Contro tale ricostruzione, che lascia la porta aperta a ulteriori ma indimostrabili congetture su eventuali legami familiari tra L. e il suo predecessore Trasmondo (II), alla cui politica di governo L. stesso si sarebbe ispirato, Gasparri sostiene la versione di un duca L. agente del potere regio, la cui assunzione a capo del Ducato spoletino sarebbe stata la diretta conseguenza dell'ascesa al potere di re Rachi nel 744, in considerazione anche del fatto che le presunte origini venete del duca escluderebbero che egli avesse legami con l'ambiente favorevole all'autonomia del Ducato spoletino. Secondo tale lettura, il governo a Spoleto di L., fedele del friulano Rachi, avrebbe al contrario rappresentato un riavvicinamento del Ducato al Regno. Sarebbe stata la deposizione di Rachi da parte del fratello Astolfo, nel 749, a provocare una nuova tensione tra Regno e Ducato e la caduta di L. nel 751.
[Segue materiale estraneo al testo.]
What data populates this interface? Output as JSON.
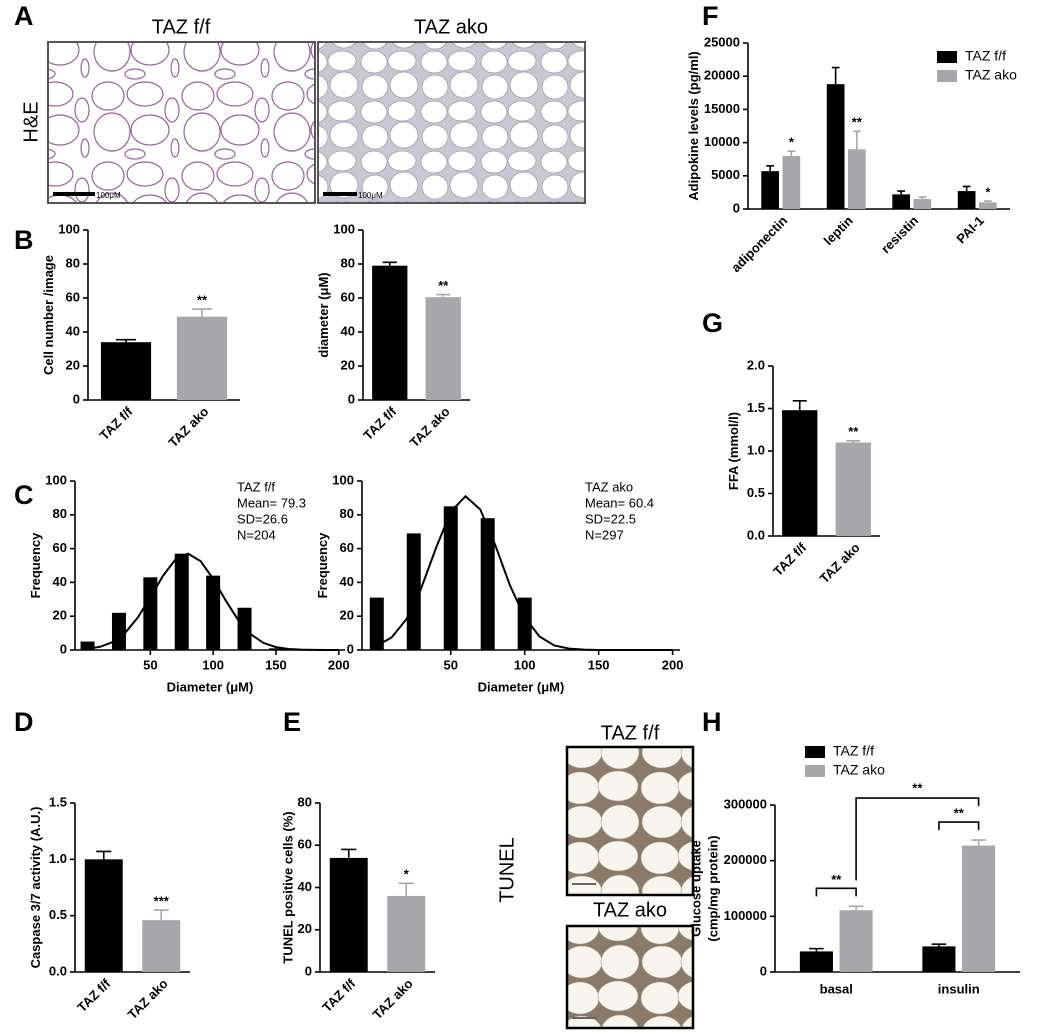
{
  "panel_labels": [
    "A",
    "B",
    "C",
    "D",
    "E",
    "F",
    "G",
    "H"
  ],
  "he_images": {
    "titles": [
      "TAZ f/f",
      "TAZ ako"
    ],
    "stain": "H&E",
    "scale_bars": [
      "100μM",
      "100μM"
    ]
  },
  "tunel_images": {
    "titles": [
      "TAZ f/f",
      "TAZ ako"
    ],
    "stain": "TUNEL"
  },
  "chart_data": [
    {
      "type": "bar",
      "categories": [
        "TAZ f/f",
        "TAZ ako"
      ],
      "values": [
        34,
        49
      ],
      "errors": [
        1.5,
        4.5
      ],
      "colors": [
        "#000000",
        "#a7a7ab"
      ],
      "significance": [
        null,
        "**"
      ],
      "ylabel": "Cell number /image",
      "ylim": [
        0,
        100
      ],
      "yticks": [
        0,
        20,
        40,
        60,
        80,
        100
      ]
    },
    {
      "type": "bar",
      "categories": [
        "TAZ f/f",
        "TAZ ako"
      ],
      "values": [
        79,
        60.5
      ],
      "errors": [
        2,
        1.5
      ],
      "colors": [
        "#000000",
        "#a7a7ab"
      ],
      "significance": [
        null,
        "**"
      ],
      "ylabel": "diameter (μM)",
      "ylim": [
        0,
        100
      ],
      "yticks": [
        0,
        20,
        40,
        60,
        80,
        100
      ]
    },
    {
      "type": "fitted_histogram",
      "x": [
        0,
        25,
        50,
        75,
        100,
        125,
        150
      ],
      "values": [
        5,
        22,
        43,
        57,
        44,
        25,
        1
      ],
      "color": "#000000",
      "fit": {
        "x": [
          0,
          10,
          20,
          30,
          40,
          50,
          60,
          70,
          80,
          90,
          100,
          110,
          120,
          130,
          140,
          150,
          160,
          170,
          180,
          190,
          200
        ],
        "values": [
          0.7,
          1.9,
          4.7,
          10.2,
          19.2,
          31.1,
          43.8,
          53.6,
          57,
          52.6,
          42.1,
          29.3,
          17.7,
          9.3,
          4.2,
          1.7,
          0.6,
          0.2,
          0.1,
          0,
          0
        ]
      },
      "annotation": [
        "TAZ f/f",
        "Mean= 79.3",
        "SD=26.6",
        "N=204"
      ],
      "xlabel": "Diameter (μM)",
      "ylabel": "Frequency",
      "xlim": [
        -10,
        205
      ],
      "xticks": [
        50,
        100,
        150,
        200
      ],
      "ylim": [
        0,
        100
      ],
      "yticks": [
        0,
        20,
        40,
        60,
        80,
        100
      ]
    },
    {
      "type": "fitted_histogram",
      "x": [
        0,
        25,
        50,
        75,
        100
      ],
      "values": [
        31,
        69,
        85,
        78,
        31
      ],
      "color": "#000000",
      "fit": {
        "x": [
          0,
          10,
          20,
          30,
          40,
          50,
          60,
          70,
          80,
          90,
          100,
          110,
          120,
          130,
          140,
          150,
          160,
          170,
          180,
          190,
          200
        ],
        "values": [
          2.5,
          7.4,
          18.2,
          36.5,
          60.3,
          81.8,
          91,
          83.1,
          62.3,
          38.3,
          19.3,
          8,
          2.7,
          0.8,
          0.2,
          0,
          0,
          0,
          0,
          0,
          0
        ]
      },
      "annotation": [
        "TAZ ako",
        "Mean= 60.4",
        "SD=22.5",
        "N=297"
      ],
      "xlabel": "Diameter (μM)",
      "ylabel": "Frequency",
      "xlim": [
        -10,
        205
      ],
      "xticks": [
        50,
        100,
        150,
        200
      ],
      "ylim": [
        0,
        100
      ],
      "yticks": [
        0,
        20,
        40,
        60,
        80,
        100
      ]
    },
    {
      "type": "bar",
      "categories": [
        "TAZ f/f",
        "TAZ ako"
      ],
      "values": [
        1,
        0.46
      ],
      "errors": [
        0.07,
        0.09
      ],
      "colors": [
        "#000000",
        "#a7a7ab"
      ],
      "significance": [
        null,
        "***"
      ],
      "ylabel": "Caspase 3/7 activity (A.U.)",
      "ylim": [
        0,
        1.5
      ],
      "yticks": [
        {
          "value": 0,
          "label": "0.0"
        },
        0.5,
        {
          "value": 1,
          "label": "1.0"
        },
        1.5
      ]
    },
    {
      "type": "bar",
      "categories": [
        "TAZ f/f",
        "TAZ ako"
      ],
      "values": [
        54,
        36
      ],
      "errors": [
        4,
        6
      ],
      "colors": [
        "#000000",
        "#a7a7ab"
      ],
      "significance": [
        null,
        "*"
      ],
      "ylabel": "TUNEL positive cells (%)",
      "ylim": [
        0,
        80
      ],
      "yticks": [
        0,
        20,
        40,
        60,
        80
      ]
    },
    {
      "type": "grouped_bar",
      "categories": [
        "adiponectin",
        "leptin",
        "resistin",
        "PAI-1"
      ],
      "series": [
        {
          "name": "TAZ f/f",
          "color": "#000000",
          "values": [
            5700,
            18800,
            2200,
            2700
          ],
          "errors": [
            800,
            2500,
            500,
            700
          ]
        },
        {
          "name": "TAZ ako",
          "color": "#a7a7ab",
          "values": [
            8000,
            9000,
            1500,
            1000
          ],
          "errors": [
            700,
            2700,
            300,
            200
          ],
          "significance": [
            "*",
            "**",
            null,
            "*"
          ]
        }
      ],
      "ylabel": "Adipokine levels (pg/ml)",
      "ylim": [
        0,
        25000
      ],
      "yticks": [
        0,
        5000,
        10000,
        15000,
        20000,
        25000
      ]
    },
    {
      "type": "bar",
      "categories": [
        "TAZ f/f",
        "TAZ ako"
      ],
      "values": [
        1.48,
        1.1
      ],
      "errors": [
        0.11,
        0.02
      ],
      "colors": [
        "#000000",
        "#a7a7ab"
      ],
      "significance": [
        null,
        "**"
      ],
      "ylabel": "FFA (mmol/l)",
      "ylim": [
        0,
        2
      ],
      "yticks": [
        {
          "value": 0,
          "label": "0.0"
        },
        0.5,
        {
          "value": 1,
          "label": "1.0"
        },
        1.5,
        {
          "value": 2,
          "label": "2.0"
        }
      ]
    },
    {
      "type": "grouped_bar",
      "categories": [
        "basal",
        "insulin"
      ],
      "series": [
        {
          "name": "TAZ f/f",
          "color": "#000000",
          "values": [
            37000,
            46000
          ],
          "errors": [
            5000,
            4000
          ]
        },
        {
          "name": "TAZ ako",
          "color": "#a7a7ab",
          "values": [
            111000,
            227000
          ],
          "errors": [
            7000,
            10000
          ],
          "significance": [
            "**",
            "**"
          ]
        }
      ],
      "significance_style": "bracket",
      "cross_group_significance": "**",
      "ylabel": [
        "Glucose uptake",
        "(cmp/mg protein)"
      ],
      "ylim": [
        0,
        300000
      ],
      "yticks": [
        0,
        100000,
        200000,
        300000
      ]
    }
  ]
}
A favore di tale ricostruzione Gasparri sottolinea opportunamente l'importanza dei documenti emanati dal duca con il formale riconoscimento della supremazia di re Rachi e una sostanziale assenza di contrasti con il sovrano (Codice diplomatico longobardo, IV, n. 6; V, nn. 8, 13), nonostante non vi siano altre fonti che attestino un riconoscimento ufficiale, anche solo simbolico, della supremazia regale di Astolfo sul duca spoletino. Tale ricostruzione appare più convincente, ma bisogna ricordare che tutte le ipotesi si fondano su una base argomentativa molto ristretta, che fa appello alla presunta origine veneta di L. o al possibile significato della presenza o assenza del re longobardo negli atti ducali, o legati al Ducato, e concernenti Farfa.
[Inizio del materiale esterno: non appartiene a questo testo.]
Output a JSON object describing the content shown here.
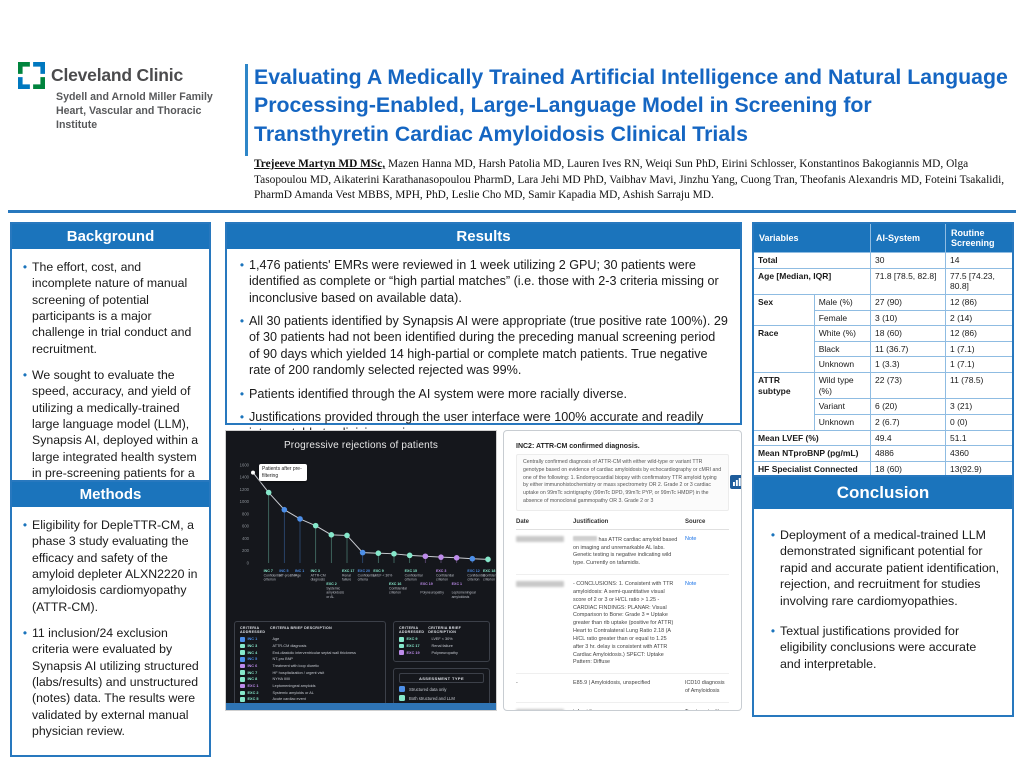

Si può invece andare oltre le semplici congetture quando si esamina l'attività del duca come benefattore di Farfa e fondatore di centri monastici. In particolare, il già ricordato ultimo atto emanato da L. ed Ermelinda per la fondazione del monastero di S. Giorgio di Rieti consente di misurare il grado di evoluzione raggiunto dalla cultura romano-longobarda, comune alle élites di Spoleto, di Benevento e del Regno, nella regione spoletina, particolarmente permeabile alle influenze romane. Altro elemento notevole del documento è la volontà di aprire il monastero femminile a monache non solo di origine locale, ma anche di altre province, longobarde e franche, indizio prezioso del fatto che gli sviluppi culturali avvenuti sotto il governo di L. a Spoleto superavano il quadro regionale e che il Ducato era già collegato in qualche modo allo spazio dinamico del Regnum Francorum, oltre ad avere le ormai tradizionali relazioni con il Ducato romano. Ciò potrebbe indicare che sotto L. si delineava già il panorama nel quale, un quarto di secolo dopo, si sarebbe prodotta la caduta del Regno longobardo sotto l'effetto combinato dell'attacco franco e della indifferenza per il suo destino da parte delle classi dominanti longobarde, a Spoleto in particolare.
Fonti e Bibl.: Gregorius Catinensis, Regestum Farfense, a cura di I. Giorgi - U. Balzani, II, Roma 1879, pp. 28-42; Chronicon Vulturnense, a cura di V. Federici, III, in Fonti per la storia d'Italia [Medio Evo], LX, Roma 1938, p. 129; I placiti del Regnum Italiae, I, a cura di C. Manaresi, ibid., XCII, ibid. 1955, p. 161; Codice diplomatico longobardo, III, 1, a cura di C. Brühl, ibid., LXIV, ibid. 1973; III, 2, a cura di Th. Kölzer, ibid., ibid. 1984, ad ind.; IV, 1, a cura di C. Brühl, ibid., LXV, ibid. 1981, ad ind.; V, Le "chartae" dei Ducati di Spoleto e di Benevento, a cura di H. Zielinski, ibid., LXV, 2, ibid. 1986, ad ind.; A. Jenny, Geschichte der langobardischen Herzoghtums Spoleto von 570-774, Basel 1890, p. 69; L.M. Hartmann, Geschichte Italiens im Mittelalter, II, 2, Gotha 1903, pp. 147-150; C. Brühl, Chronologie und Urkunden der Herzöge von Spoleto, in Quellen und Forschungen aus italienischen Archiven und Bibliotheken, LI (1971), pp. 1-92; J. Jarnut, Beobachtungen zu den langobardischen arimanni und exercitales, in Zeitschrift der Savigny-Stiftung für Rechtsgeschichte, Germ. Abt., LXXXVIII (1971), pp. 1-28; H. Zielinski, Studien zu den spoletinischen "Privaturkunden" des 8. Jahrhunderts und ihrer Õberlieferung im Regestum Farfense, Tübingen 1972, ad ind.; S. Gasparri, I duchi longobardi, Roma 1978, pp. 58, 80 s.; P. Delogu, Il Regno longobardo, in P. Delogu - A. Guillou - G. Ortalli, Longobardi e Bizantini, Roma 1980, pp. 167 s.; C. Azzara, Spoleto e Benevento e il Regno longobardo d'Italia, in I Longobardi dei Ducati di Spoleto e Benevento. Atti del XVI Congresso, Spoleto-Benevento 2002, Spoleto 2003, pp. 105-124; S.M. Collavini, Duchi e società locali nei Ducati di Spoleto e Benevento nel secolo VIII, ibid., pp. 125-164.